Adobe to Release Patch for Black Hat Flaw Aug. 19
Adobe Systems announced that on Aug. 19 it will patch a flaw in Reader revealed at the Black Hat security conference in an emergency update.
The update will cover critical bugs affecting Adobe Reader and Acrobat, including one revealed by Charles Miller, principal security analyst with consulting firm Independent Security Evaluators, at the conference last month. The bug is due to an integer overflow, and can be used by attackers to compromise a system.
"Adobe is planning to release updates for Adobe Reader 9.3.3 for Windows, Macintosh and UNIX, Adobe Acrobat 9.3.3 for Windows and Macintosh, and Adobe Reader 8.2.3 and Acrobat 8.2.3 for Windows and Macintosh to resolve critical security issues...and the Adobe Flash Player update as noted in Security Bulletin APSB10-16. Adobe expects to make these updates available on Thursday August 19, 2010."

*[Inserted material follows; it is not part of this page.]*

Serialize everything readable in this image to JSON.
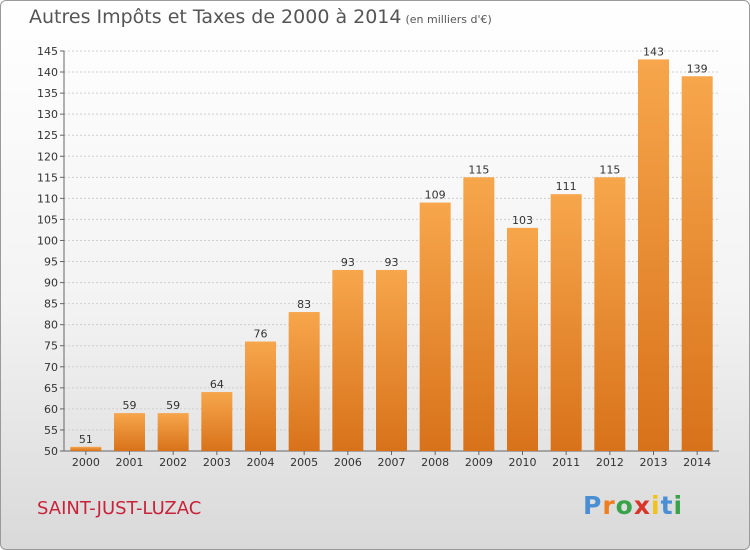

According to Secunia, attackers armed with a malicious PDF file containing specially crafted TrueType font can exploit the vulnerability Miller uncovered, and users are advised not to open untrusted PDF files with the software.
After Aug. 19's out-of-band release, Adobe is currently scheduled to release the next quarterly security updates for Adobe Reader and Acrobat on Oct. 12.